Betrieb wie an einem Feiertag

Treffpunkt für den Streik, der von 9 bis 13 Uhr dauert, ist der Dr.-Karl-Lueger-Platz bei der U3-Station Stubentor. Ab 10 Uhr startet von dort ein Demonstrationszug, der über den Ring (keine Sperre, weil die Ärzte auf Nebenfahrbahnen marschieren) und die Weihburggasse zum Stephansplatz führt, wo auch die abschließende Kundgebung bis 12 Uhr stattfinden wird. Ab 13 Uhr müssen die Ärzte ihren Dienst im Spital aufnehmen. Während des Streiks wird in den Spitälern und Pflegewohnhäusern ein Notfallbetrieb aufrechterhalten – ähnlich wie an Wochenenden und Feiertagen. Nicht dringende Operationen und Ambulanztermine werden daher verschoben. Der Ärztefunkdienst (Notrufnummer: 141) wird ausnahmsweise von 7 bis 14 Uhr im Einsatz sein.

AUF EINEN BLICK

Weitere Infos:www.diepresse.comStreik. Heute, Montag, wollen die Wiener Spitalsärzte von 9 bis 13 Uhr ihre Arbeit niederlegen.
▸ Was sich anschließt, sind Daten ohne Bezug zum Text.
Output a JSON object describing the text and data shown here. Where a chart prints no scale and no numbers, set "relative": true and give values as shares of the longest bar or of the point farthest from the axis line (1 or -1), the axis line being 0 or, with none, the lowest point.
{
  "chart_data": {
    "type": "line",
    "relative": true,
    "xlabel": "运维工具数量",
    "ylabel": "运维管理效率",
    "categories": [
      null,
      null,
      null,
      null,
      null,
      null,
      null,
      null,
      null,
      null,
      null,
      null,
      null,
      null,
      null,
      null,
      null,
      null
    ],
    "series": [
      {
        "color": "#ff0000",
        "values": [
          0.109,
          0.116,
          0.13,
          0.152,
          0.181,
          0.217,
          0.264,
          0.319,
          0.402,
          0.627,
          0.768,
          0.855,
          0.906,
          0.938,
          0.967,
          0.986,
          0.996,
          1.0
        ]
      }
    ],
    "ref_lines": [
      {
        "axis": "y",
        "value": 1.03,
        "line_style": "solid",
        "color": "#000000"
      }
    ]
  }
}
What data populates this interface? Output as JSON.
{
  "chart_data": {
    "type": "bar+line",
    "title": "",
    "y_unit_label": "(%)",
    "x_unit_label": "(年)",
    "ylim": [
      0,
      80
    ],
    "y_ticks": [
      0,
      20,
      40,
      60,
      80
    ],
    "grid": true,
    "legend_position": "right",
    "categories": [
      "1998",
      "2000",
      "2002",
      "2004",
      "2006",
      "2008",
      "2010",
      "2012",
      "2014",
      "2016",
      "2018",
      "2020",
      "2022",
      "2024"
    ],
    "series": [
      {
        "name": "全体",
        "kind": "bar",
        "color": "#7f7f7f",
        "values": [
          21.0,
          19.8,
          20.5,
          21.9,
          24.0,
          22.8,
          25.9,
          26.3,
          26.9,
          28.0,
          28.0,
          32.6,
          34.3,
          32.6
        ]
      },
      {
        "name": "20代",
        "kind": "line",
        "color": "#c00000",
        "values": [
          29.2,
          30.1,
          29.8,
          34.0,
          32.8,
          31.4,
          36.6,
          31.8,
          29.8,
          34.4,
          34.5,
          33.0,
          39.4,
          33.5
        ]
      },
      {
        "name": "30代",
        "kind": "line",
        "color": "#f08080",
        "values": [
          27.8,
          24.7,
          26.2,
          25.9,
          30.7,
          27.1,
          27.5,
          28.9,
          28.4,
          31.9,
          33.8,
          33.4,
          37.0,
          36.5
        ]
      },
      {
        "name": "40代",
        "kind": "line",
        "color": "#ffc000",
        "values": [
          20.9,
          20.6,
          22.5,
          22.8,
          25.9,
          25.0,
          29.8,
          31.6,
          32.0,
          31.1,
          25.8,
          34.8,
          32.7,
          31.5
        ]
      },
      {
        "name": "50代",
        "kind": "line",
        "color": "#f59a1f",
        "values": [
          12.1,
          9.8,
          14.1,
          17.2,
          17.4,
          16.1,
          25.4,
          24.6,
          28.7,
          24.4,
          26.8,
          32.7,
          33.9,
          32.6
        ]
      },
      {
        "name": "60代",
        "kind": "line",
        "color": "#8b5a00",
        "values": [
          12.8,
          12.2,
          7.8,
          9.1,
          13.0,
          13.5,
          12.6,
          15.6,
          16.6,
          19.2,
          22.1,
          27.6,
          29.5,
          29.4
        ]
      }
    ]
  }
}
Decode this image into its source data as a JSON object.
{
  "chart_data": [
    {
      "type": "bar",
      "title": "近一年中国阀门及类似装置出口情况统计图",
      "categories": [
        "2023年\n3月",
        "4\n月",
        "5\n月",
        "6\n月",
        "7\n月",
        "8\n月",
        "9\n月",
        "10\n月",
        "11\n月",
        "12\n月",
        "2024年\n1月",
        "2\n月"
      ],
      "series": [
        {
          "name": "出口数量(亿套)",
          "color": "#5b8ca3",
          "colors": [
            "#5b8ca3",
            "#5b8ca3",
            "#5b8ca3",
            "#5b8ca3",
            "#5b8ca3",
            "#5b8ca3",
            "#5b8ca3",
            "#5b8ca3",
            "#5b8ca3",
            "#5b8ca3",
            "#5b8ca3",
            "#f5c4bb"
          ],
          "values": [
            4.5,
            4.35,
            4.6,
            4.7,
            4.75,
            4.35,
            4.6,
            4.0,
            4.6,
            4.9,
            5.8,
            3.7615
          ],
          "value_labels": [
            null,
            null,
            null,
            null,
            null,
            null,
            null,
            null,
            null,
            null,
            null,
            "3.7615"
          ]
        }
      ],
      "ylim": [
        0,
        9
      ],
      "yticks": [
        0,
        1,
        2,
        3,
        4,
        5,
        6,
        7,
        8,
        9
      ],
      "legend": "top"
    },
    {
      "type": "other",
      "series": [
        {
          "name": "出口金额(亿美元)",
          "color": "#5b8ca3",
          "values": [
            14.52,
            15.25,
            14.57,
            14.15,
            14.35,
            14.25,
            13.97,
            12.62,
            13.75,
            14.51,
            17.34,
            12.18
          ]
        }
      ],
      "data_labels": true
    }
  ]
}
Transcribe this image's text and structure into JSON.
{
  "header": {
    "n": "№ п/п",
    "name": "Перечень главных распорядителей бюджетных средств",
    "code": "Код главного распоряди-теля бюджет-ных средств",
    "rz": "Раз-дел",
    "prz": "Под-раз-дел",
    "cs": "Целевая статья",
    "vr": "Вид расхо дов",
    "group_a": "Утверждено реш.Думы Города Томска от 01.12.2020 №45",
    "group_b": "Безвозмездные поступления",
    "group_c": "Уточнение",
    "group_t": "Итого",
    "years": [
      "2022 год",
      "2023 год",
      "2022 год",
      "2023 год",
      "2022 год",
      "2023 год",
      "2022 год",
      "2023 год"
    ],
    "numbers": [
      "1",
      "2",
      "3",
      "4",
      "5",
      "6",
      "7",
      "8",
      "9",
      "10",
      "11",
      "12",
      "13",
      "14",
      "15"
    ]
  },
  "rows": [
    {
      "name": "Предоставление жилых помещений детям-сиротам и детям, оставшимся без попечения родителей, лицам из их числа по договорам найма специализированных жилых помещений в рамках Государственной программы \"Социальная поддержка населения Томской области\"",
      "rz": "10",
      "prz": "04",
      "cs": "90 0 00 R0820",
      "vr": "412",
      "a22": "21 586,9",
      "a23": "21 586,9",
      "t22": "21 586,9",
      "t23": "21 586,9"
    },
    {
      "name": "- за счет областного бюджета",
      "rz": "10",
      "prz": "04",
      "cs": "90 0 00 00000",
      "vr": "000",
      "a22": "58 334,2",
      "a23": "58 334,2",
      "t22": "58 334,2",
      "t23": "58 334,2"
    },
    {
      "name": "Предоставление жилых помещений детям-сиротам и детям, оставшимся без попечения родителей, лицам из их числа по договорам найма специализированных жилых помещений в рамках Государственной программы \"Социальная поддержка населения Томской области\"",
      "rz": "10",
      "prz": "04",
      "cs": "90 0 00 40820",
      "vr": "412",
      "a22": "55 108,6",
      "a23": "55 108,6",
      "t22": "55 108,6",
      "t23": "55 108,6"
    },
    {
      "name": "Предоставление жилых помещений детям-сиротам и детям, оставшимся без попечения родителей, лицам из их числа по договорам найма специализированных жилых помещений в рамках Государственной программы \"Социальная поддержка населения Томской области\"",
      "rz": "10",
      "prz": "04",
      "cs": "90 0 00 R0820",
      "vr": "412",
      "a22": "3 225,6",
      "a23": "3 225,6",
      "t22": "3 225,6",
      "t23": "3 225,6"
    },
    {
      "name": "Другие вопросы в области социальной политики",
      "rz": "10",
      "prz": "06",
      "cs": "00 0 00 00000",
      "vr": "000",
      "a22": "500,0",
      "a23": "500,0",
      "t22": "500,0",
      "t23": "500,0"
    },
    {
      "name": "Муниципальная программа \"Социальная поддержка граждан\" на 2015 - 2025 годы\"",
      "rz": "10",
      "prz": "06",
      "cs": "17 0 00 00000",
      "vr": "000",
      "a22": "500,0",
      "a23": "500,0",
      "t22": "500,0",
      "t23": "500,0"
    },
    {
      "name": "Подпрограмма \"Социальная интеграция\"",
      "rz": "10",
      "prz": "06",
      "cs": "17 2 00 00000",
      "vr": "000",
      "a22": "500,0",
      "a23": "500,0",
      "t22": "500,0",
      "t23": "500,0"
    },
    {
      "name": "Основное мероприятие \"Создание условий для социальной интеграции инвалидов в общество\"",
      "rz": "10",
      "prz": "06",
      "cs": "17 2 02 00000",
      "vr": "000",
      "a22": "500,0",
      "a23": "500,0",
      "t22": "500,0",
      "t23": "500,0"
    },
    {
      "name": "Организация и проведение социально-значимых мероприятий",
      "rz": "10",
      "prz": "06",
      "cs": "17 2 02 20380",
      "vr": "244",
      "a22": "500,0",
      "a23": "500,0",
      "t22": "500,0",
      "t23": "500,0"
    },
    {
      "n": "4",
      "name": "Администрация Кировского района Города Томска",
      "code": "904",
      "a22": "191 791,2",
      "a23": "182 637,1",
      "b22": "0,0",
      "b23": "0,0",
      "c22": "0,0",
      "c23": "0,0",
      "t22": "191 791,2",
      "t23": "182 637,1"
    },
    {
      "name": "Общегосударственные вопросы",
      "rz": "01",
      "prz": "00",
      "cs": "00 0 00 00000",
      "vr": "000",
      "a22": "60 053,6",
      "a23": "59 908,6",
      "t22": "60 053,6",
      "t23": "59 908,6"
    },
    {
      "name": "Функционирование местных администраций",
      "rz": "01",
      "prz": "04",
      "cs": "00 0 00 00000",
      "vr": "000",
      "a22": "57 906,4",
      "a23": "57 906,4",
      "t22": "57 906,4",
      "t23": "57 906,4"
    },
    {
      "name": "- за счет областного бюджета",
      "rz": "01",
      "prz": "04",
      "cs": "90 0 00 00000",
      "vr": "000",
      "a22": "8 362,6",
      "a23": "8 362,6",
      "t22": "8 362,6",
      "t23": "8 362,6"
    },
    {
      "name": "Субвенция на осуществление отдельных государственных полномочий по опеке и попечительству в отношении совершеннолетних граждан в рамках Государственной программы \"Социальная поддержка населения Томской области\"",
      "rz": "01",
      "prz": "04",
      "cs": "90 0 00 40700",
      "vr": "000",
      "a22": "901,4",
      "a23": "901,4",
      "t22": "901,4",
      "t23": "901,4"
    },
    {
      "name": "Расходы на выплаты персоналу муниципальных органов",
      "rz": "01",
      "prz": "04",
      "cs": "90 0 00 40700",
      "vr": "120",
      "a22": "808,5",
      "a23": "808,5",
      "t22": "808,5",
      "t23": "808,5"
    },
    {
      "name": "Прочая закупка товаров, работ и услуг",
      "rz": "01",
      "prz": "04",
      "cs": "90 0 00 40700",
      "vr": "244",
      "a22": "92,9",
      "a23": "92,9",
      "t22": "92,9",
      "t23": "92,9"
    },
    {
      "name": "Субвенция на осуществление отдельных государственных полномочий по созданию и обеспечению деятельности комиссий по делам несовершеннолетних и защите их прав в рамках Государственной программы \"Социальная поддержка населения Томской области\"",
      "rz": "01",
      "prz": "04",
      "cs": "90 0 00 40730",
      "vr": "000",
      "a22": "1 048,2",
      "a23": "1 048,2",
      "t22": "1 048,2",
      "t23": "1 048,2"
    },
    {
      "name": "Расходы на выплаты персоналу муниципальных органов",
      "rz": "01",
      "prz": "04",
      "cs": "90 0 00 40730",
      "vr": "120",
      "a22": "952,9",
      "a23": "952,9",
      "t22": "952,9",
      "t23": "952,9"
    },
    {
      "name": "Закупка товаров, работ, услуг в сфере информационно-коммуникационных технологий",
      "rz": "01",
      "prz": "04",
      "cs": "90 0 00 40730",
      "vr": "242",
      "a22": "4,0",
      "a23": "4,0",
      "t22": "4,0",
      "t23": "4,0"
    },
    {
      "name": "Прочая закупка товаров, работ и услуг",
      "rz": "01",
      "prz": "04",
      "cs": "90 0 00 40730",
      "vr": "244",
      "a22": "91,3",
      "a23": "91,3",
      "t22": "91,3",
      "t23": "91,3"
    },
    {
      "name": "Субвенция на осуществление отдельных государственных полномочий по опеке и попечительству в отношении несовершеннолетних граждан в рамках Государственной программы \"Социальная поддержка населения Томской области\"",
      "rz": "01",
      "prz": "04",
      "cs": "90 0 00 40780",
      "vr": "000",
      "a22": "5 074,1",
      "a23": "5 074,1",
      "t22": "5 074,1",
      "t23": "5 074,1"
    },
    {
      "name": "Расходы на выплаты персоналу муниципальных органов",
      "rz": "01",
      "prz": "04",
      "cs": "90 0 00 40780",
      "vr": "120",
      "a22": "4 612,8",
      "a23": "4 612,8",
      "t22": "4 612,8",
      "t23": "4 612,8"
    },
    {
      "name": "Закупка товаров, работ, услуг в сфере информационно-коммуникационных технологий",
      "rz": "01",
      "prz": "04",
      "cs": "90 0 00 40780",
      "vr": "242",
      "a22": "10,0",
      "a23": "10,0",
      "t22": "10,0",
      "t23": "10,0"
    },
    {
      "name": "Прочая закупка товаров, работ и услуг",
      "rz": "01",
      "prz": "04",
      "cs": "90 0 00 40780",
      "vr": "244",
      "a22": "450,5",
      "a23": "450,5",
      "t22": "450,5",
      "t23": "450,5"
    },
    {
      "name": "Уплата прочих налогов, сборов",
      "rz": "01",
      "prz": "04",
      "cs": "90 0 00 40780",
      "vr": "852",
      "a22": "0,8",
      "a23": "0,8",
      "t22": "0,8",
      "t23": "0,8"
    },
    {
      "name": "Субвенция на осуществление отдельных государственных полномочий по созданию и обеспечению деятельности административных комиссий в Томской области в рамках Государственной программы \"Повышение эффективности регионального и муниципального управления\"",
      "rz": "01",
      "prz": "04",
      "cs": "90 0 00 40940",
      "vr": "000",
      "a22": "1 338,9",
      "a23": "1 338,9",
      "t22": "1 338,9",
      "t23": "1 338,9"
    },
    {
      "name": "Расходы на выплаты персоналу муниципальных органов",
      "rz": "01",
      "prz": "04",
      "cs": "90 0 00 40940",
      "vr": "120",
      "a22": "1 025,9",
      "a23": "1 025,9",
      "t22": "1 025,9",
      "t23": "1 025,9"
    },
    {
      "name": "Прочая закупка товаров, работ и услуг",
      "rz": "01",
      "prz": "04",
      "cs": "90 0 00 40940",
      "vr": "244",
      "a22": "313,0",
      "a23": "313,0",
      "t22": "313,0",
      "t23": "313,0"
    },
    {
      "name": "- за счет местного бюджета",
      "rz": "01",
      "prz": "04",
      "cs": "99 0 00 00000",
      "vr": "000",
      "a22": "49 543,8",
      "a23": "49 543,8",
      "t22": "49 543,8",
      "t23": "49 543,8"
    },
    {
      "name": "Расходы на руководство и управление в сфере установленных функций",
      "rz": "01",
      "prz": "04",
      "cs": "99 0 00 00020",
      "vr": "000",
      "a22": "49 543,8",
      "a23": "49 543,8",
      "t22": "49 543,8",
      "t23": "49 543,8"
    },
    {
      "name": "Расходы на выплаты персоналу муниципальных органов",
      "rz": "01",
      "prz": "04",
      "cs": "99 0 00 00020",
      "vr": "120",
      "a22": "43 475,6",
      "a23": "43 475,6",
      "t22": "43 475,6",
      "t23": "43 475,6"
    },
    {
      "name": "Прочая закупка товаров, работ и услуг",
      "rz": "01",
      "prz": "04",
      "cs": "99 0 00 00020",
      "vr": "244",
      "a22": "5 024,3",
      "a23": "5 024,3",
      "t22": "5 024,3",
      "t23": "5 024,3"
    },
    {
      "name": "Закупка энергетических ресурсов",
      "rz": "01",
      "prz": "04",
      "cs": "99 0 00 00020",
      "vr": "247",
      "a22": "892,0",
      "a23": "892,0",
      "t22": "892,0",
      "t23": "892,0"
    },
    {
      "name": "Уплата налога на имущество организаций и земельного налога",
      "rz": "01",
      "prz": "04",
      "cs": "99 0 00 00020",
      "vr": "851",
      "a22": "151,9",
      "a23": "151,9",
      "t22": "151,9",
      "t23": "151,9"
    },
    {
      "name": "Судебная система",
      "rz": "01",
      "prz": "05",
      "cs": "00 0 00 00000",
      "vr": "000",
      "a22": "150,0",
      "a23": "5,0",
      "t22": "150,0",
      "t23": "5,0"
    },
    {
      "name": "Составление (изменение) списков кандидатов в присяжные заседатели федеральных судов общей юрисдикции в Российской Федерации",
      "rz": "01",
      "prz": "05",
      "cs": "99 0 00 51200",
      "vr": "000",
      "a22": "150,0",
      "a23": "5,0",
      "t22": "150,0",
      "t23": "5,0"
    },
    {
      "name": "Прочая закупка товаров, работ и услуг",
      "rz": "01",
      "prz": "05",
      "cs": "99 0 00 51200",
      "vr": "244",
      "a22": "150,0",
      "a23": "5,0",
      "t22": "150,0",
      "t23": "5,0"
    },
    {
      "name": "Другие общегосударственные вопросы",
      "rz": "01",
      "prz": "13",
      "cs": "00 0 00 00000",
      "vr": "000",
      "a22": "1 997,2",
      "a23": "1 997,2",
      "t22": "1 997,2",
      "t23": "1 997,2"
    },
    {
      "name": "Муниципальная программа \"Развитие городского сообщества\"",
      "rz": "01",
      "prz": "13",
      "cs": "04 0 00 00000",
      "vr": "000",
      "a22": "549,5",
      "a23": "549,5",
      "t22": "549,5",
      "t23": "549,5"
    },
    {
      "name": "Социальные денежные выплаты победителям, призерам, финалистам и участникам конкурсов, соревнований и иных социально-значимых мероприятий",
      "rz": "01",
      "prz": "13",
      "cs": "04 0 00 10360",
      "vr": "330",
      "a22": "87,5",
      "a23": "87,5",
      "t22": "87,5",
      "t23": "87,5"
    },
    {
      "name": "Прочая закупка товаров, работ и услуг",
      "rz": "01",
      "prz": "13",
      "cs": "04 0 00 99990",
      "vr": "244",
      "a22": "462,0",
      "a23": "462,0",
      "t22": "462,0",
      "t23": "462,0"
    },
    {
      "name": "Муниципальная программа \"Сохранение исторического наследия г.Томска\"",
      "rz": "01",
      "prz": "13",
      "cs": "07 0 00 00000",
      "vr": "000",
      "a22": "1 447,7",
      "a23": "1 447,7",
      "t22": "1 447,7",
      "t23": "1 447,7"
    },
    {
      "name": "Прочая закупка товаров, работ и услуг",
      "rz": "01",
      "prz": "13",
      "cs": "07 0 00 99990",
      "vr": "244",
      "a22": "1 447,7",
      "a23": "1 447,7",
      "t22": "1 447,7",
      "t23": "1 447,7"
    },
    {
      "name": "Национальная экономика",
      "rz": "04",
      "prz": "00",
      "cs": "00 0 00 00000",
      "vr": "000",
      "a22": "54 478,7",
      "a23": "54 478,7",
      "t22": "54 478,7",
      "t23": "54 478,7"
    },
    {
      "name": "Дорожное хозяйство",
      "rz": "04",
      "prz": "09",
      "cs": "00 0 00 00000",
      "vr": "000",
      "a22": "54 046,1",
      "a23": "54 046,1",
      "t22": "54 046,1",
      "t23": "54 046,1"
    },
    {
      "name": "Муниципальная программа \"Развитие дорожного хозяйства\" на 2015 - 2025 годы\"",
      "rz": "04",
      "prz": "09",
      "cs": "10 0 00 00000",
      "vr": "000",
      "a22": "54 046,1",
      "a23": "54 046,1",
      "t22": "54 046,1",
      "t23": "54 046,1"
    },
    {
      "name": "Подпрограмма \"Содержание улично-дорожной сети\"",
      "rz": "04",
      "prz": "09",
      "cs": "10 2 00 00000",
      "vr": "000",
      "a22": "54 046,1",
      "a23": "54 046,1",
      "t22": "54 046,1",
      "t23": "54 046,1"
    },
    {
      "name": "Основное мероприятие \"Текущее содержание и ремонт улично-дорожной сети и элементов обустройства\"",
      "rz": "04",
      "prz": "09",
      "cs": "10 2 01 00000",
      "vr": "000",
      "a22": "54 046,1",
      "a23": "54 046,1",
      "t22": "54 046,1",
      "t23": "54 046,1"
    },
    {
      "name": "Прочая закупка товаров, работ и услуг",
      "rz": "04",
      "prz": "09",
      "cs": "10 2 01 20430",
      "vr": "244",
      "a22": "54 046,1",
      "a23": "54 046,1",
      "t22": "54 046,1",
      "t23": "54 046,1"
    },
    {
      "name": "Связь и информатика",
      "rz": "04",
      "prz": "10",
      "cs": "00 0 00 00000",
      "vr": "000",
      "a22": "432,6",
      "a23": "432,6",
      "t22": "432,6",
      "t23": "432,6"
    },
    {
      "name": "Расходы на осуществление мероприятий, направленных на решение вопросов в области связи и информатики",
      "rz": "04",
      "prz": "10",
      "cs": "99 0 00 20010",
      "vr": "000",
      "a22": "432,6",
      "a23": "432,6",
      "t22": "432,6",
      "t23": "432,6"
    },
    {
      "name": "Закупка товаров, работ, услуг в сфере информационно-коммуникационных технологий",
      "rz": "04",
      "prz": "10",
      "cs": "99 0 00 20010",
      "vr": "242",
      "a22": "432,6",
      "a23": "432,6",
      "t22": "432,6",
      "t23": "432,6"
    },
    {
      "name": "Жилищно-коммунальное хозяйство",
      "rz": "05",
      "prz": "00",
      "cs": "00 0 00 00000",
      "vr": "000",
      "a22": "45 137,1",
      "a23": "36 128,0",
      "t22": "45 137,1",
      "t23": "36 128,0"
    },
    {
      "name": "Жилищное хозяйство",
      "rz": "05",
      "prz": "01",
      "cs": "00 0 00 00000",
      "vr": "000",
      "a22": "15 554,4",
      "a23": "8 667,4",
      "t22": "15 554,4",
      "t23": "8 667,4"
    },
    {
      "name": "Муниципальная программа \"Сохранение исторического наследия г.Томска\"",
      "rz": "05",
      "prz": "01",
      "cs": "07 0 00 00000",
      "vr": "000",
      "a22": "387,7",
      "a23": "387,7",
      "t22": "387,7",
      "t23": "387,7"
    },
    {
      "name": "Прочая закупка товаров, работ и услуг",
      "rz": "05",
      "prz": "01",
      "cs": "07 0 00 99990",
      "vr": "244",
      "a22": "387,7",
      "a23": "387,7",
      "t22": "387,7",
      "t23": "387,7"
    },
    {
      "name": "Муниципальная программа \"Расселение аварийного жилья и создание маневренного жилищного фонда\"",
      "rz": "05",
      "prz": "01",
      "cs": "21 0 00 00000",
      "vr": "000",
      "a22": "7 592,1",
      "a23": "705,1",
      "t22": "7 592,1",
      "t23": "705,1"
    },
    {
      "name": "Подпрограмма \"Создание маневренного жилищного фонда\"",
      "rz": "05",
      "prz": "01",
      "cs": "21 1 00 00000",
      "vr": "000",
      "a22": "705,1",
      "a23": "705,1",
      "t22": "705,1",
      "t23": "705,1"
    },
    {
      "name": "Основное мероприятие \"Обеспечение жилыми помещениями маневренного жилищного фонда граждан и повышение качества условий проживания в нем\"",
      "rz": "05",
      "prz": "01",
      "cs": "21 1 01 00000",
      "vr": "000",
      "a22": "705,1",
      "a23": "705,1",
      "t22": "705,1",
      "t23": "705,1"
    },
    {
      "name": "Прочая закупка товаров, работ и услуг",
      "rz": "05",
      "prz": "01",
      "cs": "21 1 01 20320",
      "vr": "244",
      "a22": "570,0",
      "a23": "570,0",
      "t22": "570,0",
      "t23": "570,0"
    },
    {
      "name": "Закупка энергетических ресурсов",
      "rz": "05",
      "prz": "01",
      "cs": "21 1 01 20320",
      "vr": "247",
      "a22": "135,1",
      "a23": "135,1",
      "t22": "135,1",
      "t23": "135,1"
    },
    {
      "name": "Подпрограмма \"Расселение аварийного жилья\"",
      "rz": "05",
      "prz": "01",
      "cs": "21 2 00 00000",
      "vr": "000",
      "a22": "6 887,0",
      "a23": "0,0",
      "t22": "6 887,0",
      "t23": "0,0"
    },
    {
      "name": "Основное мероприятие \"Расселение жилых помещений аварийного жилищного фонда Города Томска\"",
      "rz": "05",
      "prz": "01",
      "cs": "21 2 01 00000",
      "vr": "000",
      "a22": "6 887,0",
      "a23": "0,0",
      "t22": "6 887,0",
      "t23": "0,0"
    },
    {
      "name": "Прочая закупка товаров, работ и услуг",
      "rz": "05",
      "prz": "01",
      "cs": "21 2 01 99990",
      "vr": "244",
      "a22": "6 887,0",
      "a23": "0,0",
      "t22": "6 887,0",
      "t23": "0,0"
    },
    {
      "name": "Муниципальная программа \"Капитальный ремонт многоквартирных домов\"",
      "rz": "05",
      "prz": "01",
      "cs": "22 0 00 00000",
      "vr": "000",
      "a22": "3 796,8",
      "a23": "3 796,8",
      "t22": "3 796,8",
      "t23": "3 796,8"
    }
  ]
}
Während des Streiks wird in Spitälern und Pflegewohnhäusern ein Notfallbetrieb aufrechterhalten. Bisher haben Ärzte aus Gemeindespitälern noch nie gestreikt. Inhaltlicher Knackpunkt des monatelangen Konflikts zwischen der Stadt und der Ärztekammer ist die schrittweise Streichung von Nachtdiensträdern.